Nonsense indeed. If five criminals get together and decide by a 3-2 vote to rob a bank, then it was a democratic process. That doesn’t make it legal or moral. Democracy just means they voted on it and the majority decided.

True as far as it goes, but that isn’t far enough. A respectful participant in the democratic process is required to operate under certain restraints which respect the process. Most importantly, you are not allowed to use the machinery of law to stack the electoral deck in your favor.

The Pubbies are on a nationwide campaign to do precisely that. They know new and younger voters are disproportionately liberal, and this presents them with an electoral weakness. So they pump up allegations of voter fraud so they can solve the dreadful crisis of voter fraud by means that make it less likely that a new voter can or will vote.

Unions represent one of the few dependable Dem bastions, and they are somewhat effective in “get out the vote” efforts and campaign contributions. So, what to do? Well, cook up a budget crisis by cutting revenue by cutting taxes, and then blame the unions. Use legislative power to undercut your political opponents. Do you doubt for a moment that if they could have gotten away with banning unions altogether, they would have?

Witness the public murder of ACORN. Stampeding legislatures both state and Federal with utterly bogus charges of child prostitution, they effectively destroyed ACORN. Charges that were without any merit whatsoever, but that didn’t slow them down. When the charges were proven false, did you hear any of them apologize? They had been trying for years to kill ACORN, the whole Federal attorney scandal has its roots in that effort, because some Republicans have enough integrity not to lend themselves to such a corrupt effort.

They didn’t kill ACORN because it was corrupt, the killed ACORN because it was effective.

Then there is the question of deception. Did Walker, at any time during his campaign, say “I’m going to crush union power in this state”? No, because he would have lost if he did. Now, perhaps if he had, your point about democracy would have merit. But you cannot fairly claim legitimacy for your program from an election fraudulently conducted.

That’s not relying on democracy, that’s gaming the system in order to obtain and preserve power you have no legitimate right to.

With the exception of redistricting.

When we do it, its “redistricting”. When they do it, its “gerrymandering”. They should stop doing it.

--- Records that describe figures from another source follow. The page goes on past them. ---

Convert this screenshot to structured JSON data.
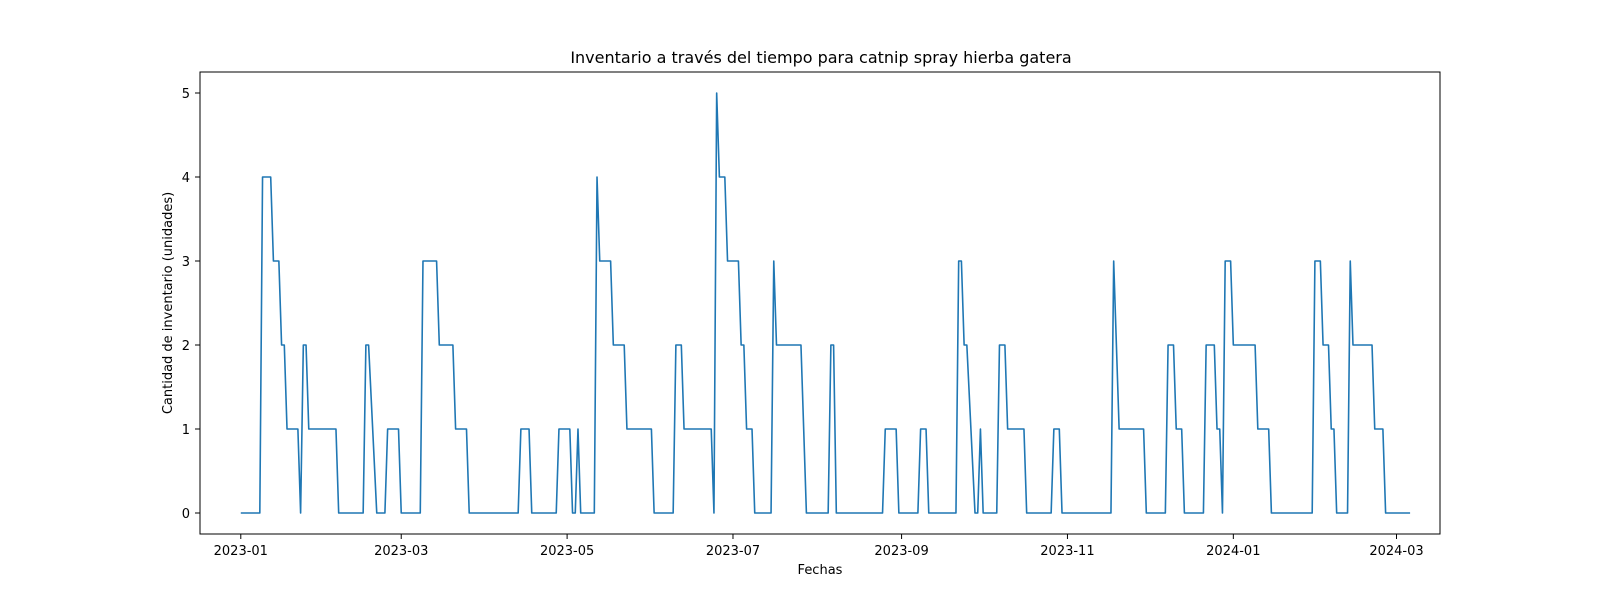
{
  "chart_data": {
    "type": "line",
    "title": "Inventario a través del tiempo para catnip spray hierba gatera",
    "xlabel": "Fechas",
    "ylabel": "Cantidad de inventario (unidades)",
    "grid": false,
    "xlim": [
      "2022-12-17",
      "2024-03-17"
    ],
    "ylim": [
      -0.25,
      5.25
    ],
    "yticks": [
      0,
      1,
      2,
      3,
      4,
      5
    ],
    "xticks": [
      "2023-01",
      "2023-03",
      "2023-05",
      "2023-07",
      "2023-09",
      "2023-11",
      "2024-01",
      "2024-03"
    ],
    "series": [
      {
        "color": "#1f77b4",
        "points": [
          [
            "2023-01-01",
            0
          ],
          [
            "2023-01-08",
            0
          ],
          [
            "2023-01-09",
            4
          ],
          [
            "2023-01-12",
            4
          ],
          [
            "2023-01-13",
            3
          ],
          [
            "2023-01-15",
            3
          ],
          [
            "2023-01-16",
            2
          ],
          [
            "2023-01-17",
            2
          ],
          [
            "2023-01-18",
            1
          ],
          [
            "2023-01-22",
            1
          ],
          [
            "2023-01-23",
            0
          ],
          [
            "2023-01-24",
            2
          ],
          [
            "2023-01-25",
            2
          ],
          [
            "2023-01-26",
            1
          ],
          [
            "2023-02-05",
            1
          ],
          [
            "2023-02-06",
            0
          ],
          [
            "2023-02-15",
            0
          ],
          [
            "2023-02-16",
            2
          ],
          [
            "2023-02-17",
            2
          ],
          [
            "2023-02-20",
            0
          ],
          [
            "2023-02-23",
            0
          ],
          [
            "2023-02-24",
            1
          ],
          [
            "2023-02-28",
            1
          ],
          [
            "2023-03-01",
            0
          ],
          [
            "2023-03-08",
            0
          ],
          [
            "2023-03-09",
            3
          ],
          [
            "2023-03-14",
            3
          ],
          [
            "2023-03-15",
            2
          ],
          [
            "2023-03-20",
            2
          ],
          [
            "2023-03-21",
            1
          ],
          [
            "2023-03-25",
            1
          ],
          [
            "2023-03-26",
            0
          ],
          [
            "2023-04-13",
            0
          ],
          [
            "2023-04-14",
            1
          ],
          [
            "2023-04-17",
            1
          ],
          [
            "2023-04-18",
            0
          ],
          [
            "2023-04-27",
            0
          ],
          [
            "2023-04-28",
            1
          ],
          [
            "2023-05-02",
            1
          ],
          [
            "2023-05-03",
            0
          ],
          [
            "2023-05-04",
            0
          ],
          [
            "2023-05-05",
            1
          ],
          [
            "2023-05-06",
            0
          ],
          [
            "2023-05-11",
            0
          ],
          [
            "2023-05-12",
            4
          ],
          [
            "2023-05-13",
            3
          ],
          [
            "2023-05-17",
            3
          ],
          [
            "2023-05-18",
            2
          ],
          [
            "2023-05-22",
            2
          ],
          [
            "2023-05-23",
            1
          ],
          [
            "2023-06-01",
            1
          ],
          [
            "2023-06-02",
            0
          ],
          [
            "2023-06-09",
            0
          ],
          [
            "2023-06-10",
            2
          ],
          [
            "2023-06-12",
            2
          ],
          [
            "2023-06-13",
            1
          ],
          [
            "2023-06-23",
            1
          ],
          [
            "2023-06-24",
            0
          ],
          [
            "2023-06-25",
            5
          ],
          [
            "2023-06-26",
            4
          ],
          [
            "2023-06-28",
            4
          ],
          [
            "2023-06-29",
            3
          ],
          [
            "2023-07-03",
            3
          ],
          [
            "2023-07-04",
            2
          ],
          [
            "2023-07-05",
            2
          ],
          [
            "2023-07-06",
            1
          ],
          [
            "2023-07-08",
            1
          ],
          [
            "2023-07-09",
            0
          ],
          [
            "2023-07-15",
            0
          ],
          [
            "2023-07-16",
            3
          ],
          [
            "2023-07-17",
            2
          ],
          [
            "2023-07-26",
            2
          ],
          [
            "2023-07-27",
            1
          ],
          [
            "2023-07-28",
            0
          ],
          [
            "2023-08-05",
            0
          ],
          [
            "2023-08-06",
            2
          ],
          [
            "2023-08-07",
            2
          ],
          [
            "2023-08-08",
            0
          ],
          [
            "2023-08-25",
            0
          ],
          [
            "2023-08-26",
            1
          ],
          [
            "2023-08-30",
            1
          ],
          [
            "2023-08-31",
            0
          ],
          [
            "2023-09-07",
            0
          ],
          [
            "2023-09-08",
            1
          ],
          [
            "2023-09-10",
            1
          ],
          [
            "2023-09-11",
            0
          ],
          [
            "2023-09-21",
            0
          ],
          [
            "2023-09-22",
            3
          ],
          [
            "2023-09-23",
            3
          ],
          [
            "2023-09-24",
            2
          ],
          [
            "2023-09-25",
            2
          ],
          [
            "2023-09-28",
            0
          ],
          [
            "2023-09-29",
            0
          ],
          [
            "2023-09-30",
            1
          ],
          [
            "2023-10-01",
            0
          ],
          [
            "2023-10-06",
            0
          ],
          [
            "2023-10-07",
            2
          ],
          [
            "2023-10-09",
            2
          ],
          [
            "2023-10-10",
            1
          ],
          [
            "2023-10-16",
            1
          ],
          [
            "2023-10-17",
            0
          ],
          [
            "2023-10-26",
            0
          ],
          [
            "2023-10-27",
            1
          ],
          [
            "2023-10-29",
            1
          ],
          [
            "2023-10-30",
            0
          ],
          [
            "2023-11-17",
            0
          ],
          [
            "2023-11-18",
            3
          ],
          [
            "2023-11-20",
            1
          ],
          [
            "2023-11-29",
            1
          ],
          [
            "2023-11-30",
            0
          ],
          [
            "2023-12-07",
            0
          ],
          [
            "2023-12-08",
            2
          ],
          [
            "2023-12-10",
            2
          ],
          [
            "2023-12-11",
            1
          ],
          [
            "2023-12-13",
            1
          ],
          [
            "2023-12-14",
            0
          ],
          [
            "2023-12-21",
            0
          ],
          [
            "2023-12-22",
            2
          ],
          [
            "2023-12-25",
            2
          ],
          [
            "2023-12-26",
            1
          ],
          [
            "2023-12-27",
            1
          ],
          [
            "2023-12-28",
            0
          ],
          [
            "2023-12-29",
            3
          ],
          [
            "2023-12-31",
            3
          ],
          [
            "2024-01-01",
            2
          ],
          [
            "2024-01-09",
            2
          ],
          [
            "2024-01-10",
            1
          ],
          [
            "2024-01-14",
            1
          ],
          [
            "2024-01-15",
            0
          ],
          [
            "2024-01-30",
            0
          ],
          [
            "2024-01-31",
            3
          ],
          [
            "2024-02-02",
            3
          ],
          [
            "2024-02-03",
            2
          ],
          [
            "2024-02-05",
            2
          ],
          [
            "2024-02-06",
            1
          ],
          [
            "2024-02-07",
            1
          ],
          [
            "2024-02-08",
            0
          ],
          [
            "2024-02-12",
            0
          ],
          [
            "2024-02-13",
            3
          ],
          [
            "2024-02-14",
            2
          ],
          [
            "2024-02-21",
            2
          ],
          [
            "2024-02-22",
            1
          ],
          [
            "2024-02-25",
            1
          ],
          [
            "2024-02-26",
            0
          ],
          [
            "2024-03-06",
            0
          ]
        ]
      }
    ]
  }
}
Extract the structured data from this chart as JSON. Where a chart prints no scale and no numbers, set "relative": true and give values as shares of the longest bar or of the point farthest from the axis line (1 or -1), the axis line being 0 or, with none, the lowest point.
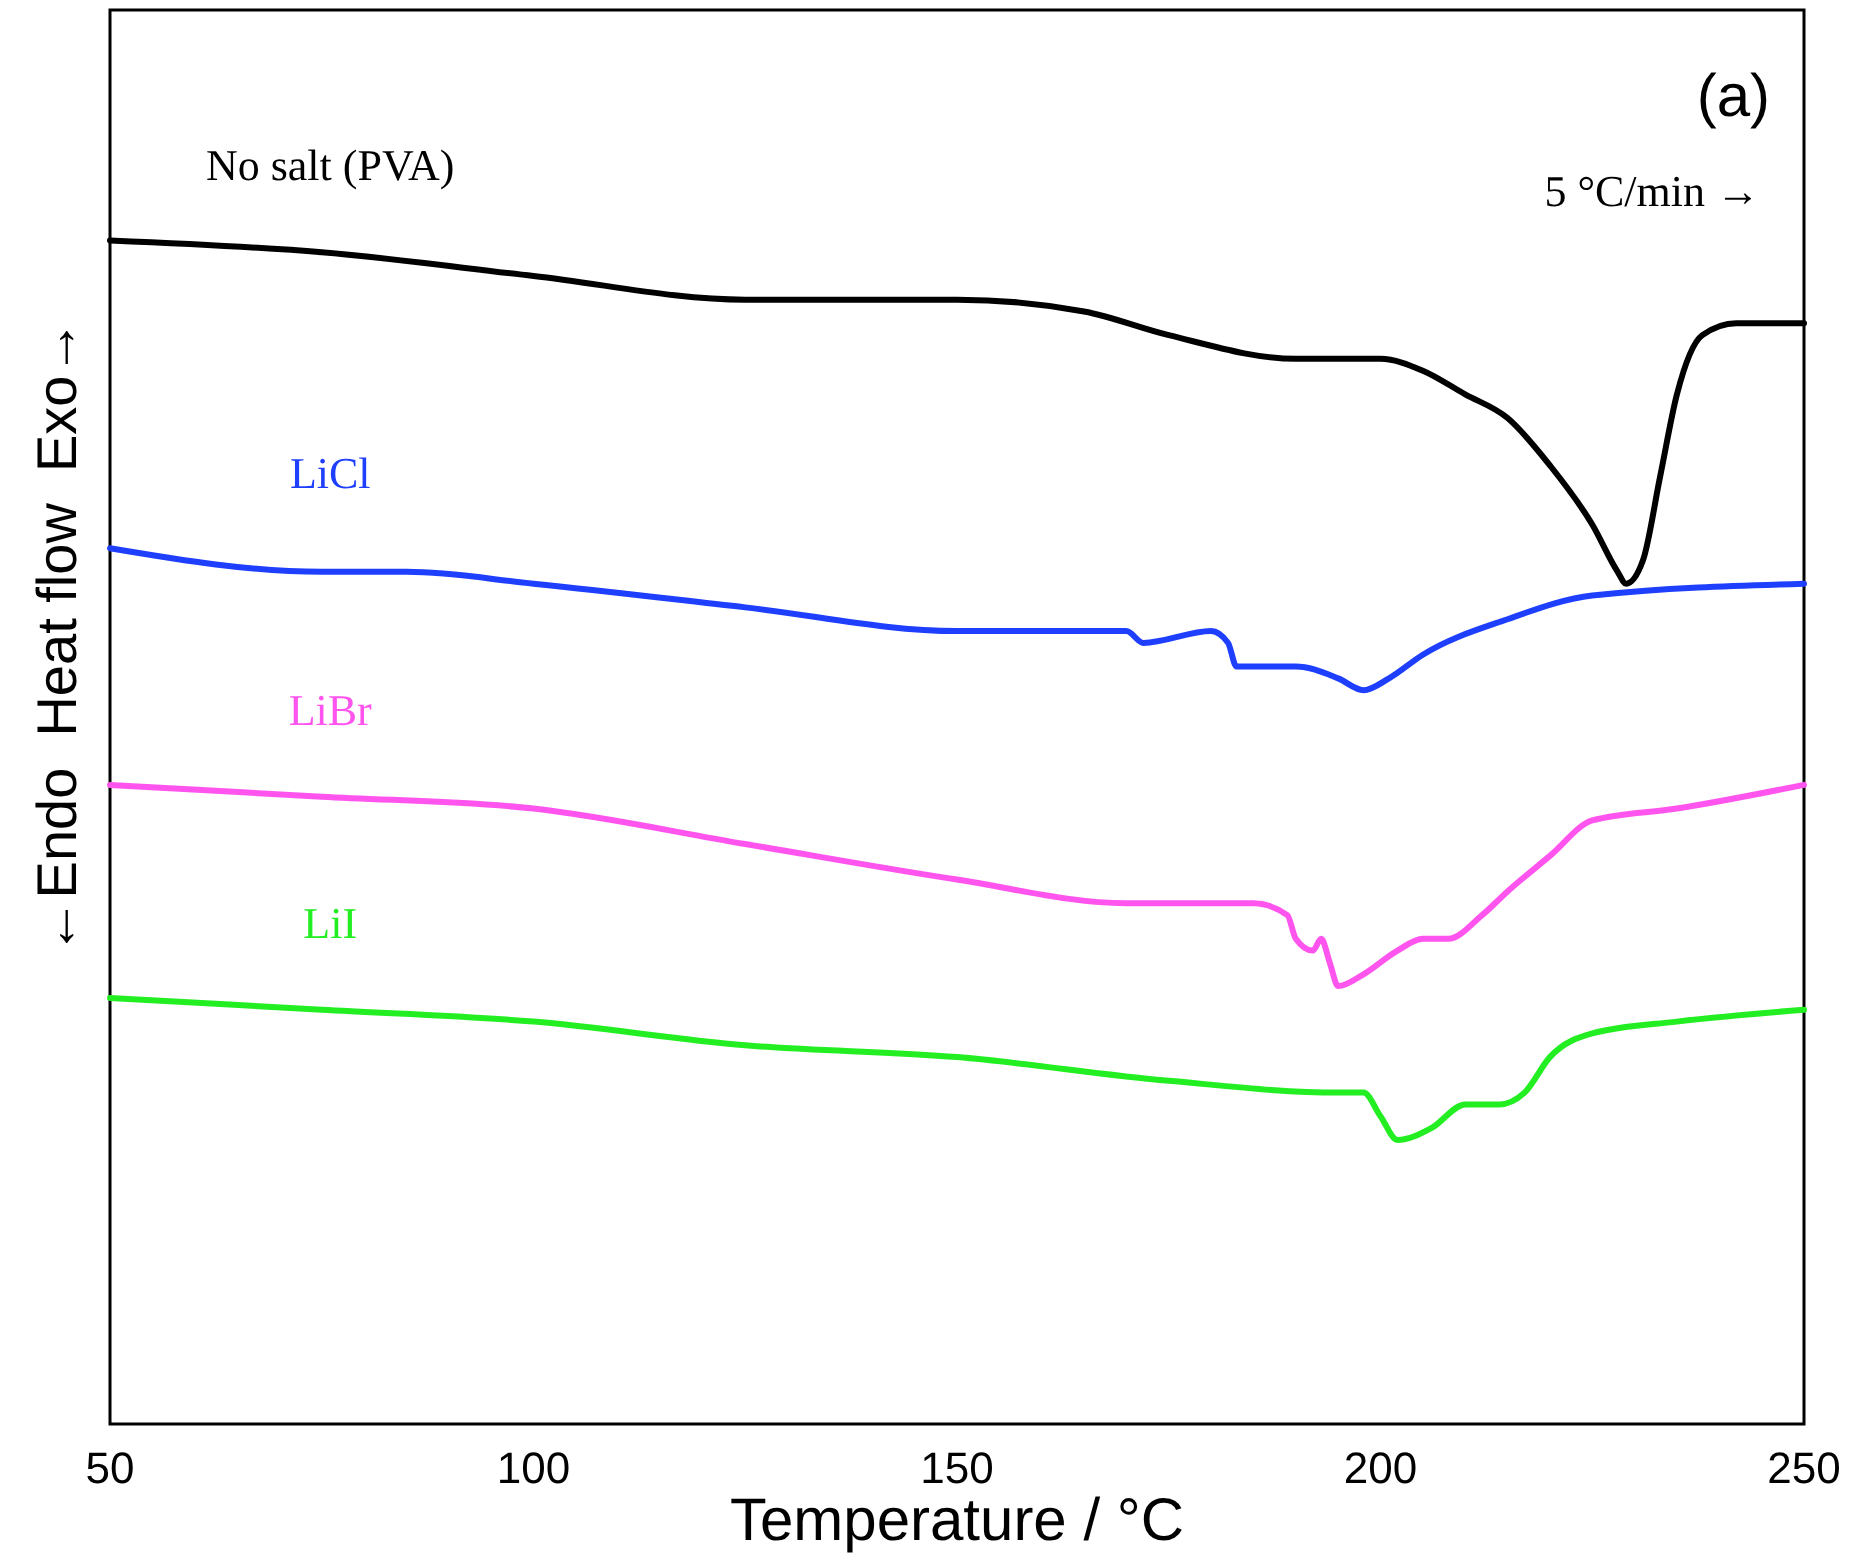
{
  "chart_data": {
    "type": "line",
    "relative": true,
    "xlabel": "Temperature / °C",
    "ylabel": "←Endo  Heat flow  Exo→",
    "xlim": [
      50,
      250
    ],
    "xticks": [
      50,
      100,
      150,
      200,
      250
    ],
    "tick_labels": "x",
    "grid": false,
    "annotations": [
      "(a)",
      "5 °C/min →"
    ],
    "series": [
      {
        "name": "No salt (PVA)",
        "color": "#000000",
        "x": [
          50,
          75,
          100,
          125,
          150,
          165,
          175,
          190,
          200,
          205,
          210,
          215,
          220,
          225,
          228,
          229,
          231,
          233,
          235,
          238,
          242,
          250
        ],
        "values": [
          1.0,
          0.99,
          0.97,
          0.95,
          0.95,
          0.94,
          0.92,
          0.9,
          0.9,
          0.89,
          0.87,
          0.85,
          0.81,
          0.76,
          0.72,
          0.71,
          0.73,
          0.8,
          0.87,
          0.92,
          0.93,
          0.93
        ]
      },
      {
        "name": "LiCl",
        "color": "#1f3fff",
        "x": [
          50,
          75,
          85,
          100,
          125,
          150,
          165,
          170,
          172,
          180,
          182,
          183,
          190,
          195,
          198,
          201,
          205,
          215,
          225,
          250
        ],
        "values": [
          0.74,
          0.72,
          0.72,
          0.71,
          0.69,
          0.67,
          0.67,
          0.67,
          0.66,
          0.67,
          0.66,
          0.64,
          0.64,
          0.63,
          0.62,
          0.63,
          0.65,
          0.68,
          0.7,
          0.71
        ]
      },
      {
        "name": "LiBr",
        "color": "#ff55ee",
        "x": [
          50,
          75,
          100,
          125,
          150,
          170,
          185,
          189,
          190,
          192,
          193,
          194,
          195,
          198,
          202,
          205,
          208,
          212,
          215,
          220,
          225,
          235,
          250
        ],
        "values": [
          0.54,
          0.53,
          0.52,
          0.49,
          0.46,
          0.44,
          0.44,
          0.43,
          0.41,
          0.4,
          0.41,
          0.39,
          0.37,
          0.38,
          0.4,
          0.41,
          0.41,
          0.43,
          0.45,
          0.48,
          0.51,
          0.52,
          0.54
        ]
      },
      {
        "name": "LiI",
        "color": "#22ee22",
        "x": [
          50,
          75,
          100,
          125,
          150,
          175,
          195,
          198,
          200,
          202,
          206,
          210,
          214,
          217,
          220,
          225,
          235,
          250
        ],
        "values": [
          0.36,
          0.35,
          0.34,
          0.32,
          0.31,
          0.29,
          0.28,
          0.28,
          0.26,
          0.24,
          0.25,
          0.27,
          0.27,
          0.28,
          0.31,
          0.33,
          0.34,
          0.35
        ]
      }
    ]
  }
}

Come on. Getting elected doesn’t give one carte blanche to do whatever one wants and say that it’s not subverting the democratic process. Nixon was duly elected in 1968. Was he not subverting the democratic process with Watergate?

Well, if what they’re doing is illegal, then presumably the law they were breaking was also passed by a democratic process, and hence breaking it is undemocratic. In anycase, the OPs use of “democratic” to mean obeying the rule of law is pretty common.

As to the Wisconsin GOP, I can’t really see how they think they’re helping their case with this. Its not like they really loose anything waiting a few weeks for the law to go into effect, and as Captain Amazing points out, this move doesn’t really make it go into effect sooner in anycase. The end result is it just makes an unpopular law look more sketchy to the public.

Watergate was undemocratic - not because it was illegal (although it was) but because it was an attempt to improperly influence the outcome of an election.

I disagree. I don’t see the word undemocratic being used as a synonym for illegal. If somebody gets caught speeding or committing murder, nobody would claim they were being undemocratic.

It isn’t being used as a synonym for illegal. It’s being used in the way it’s defined:


Neither speeding nor murder are, in and of themselves, anything to do with the nature of a democracy.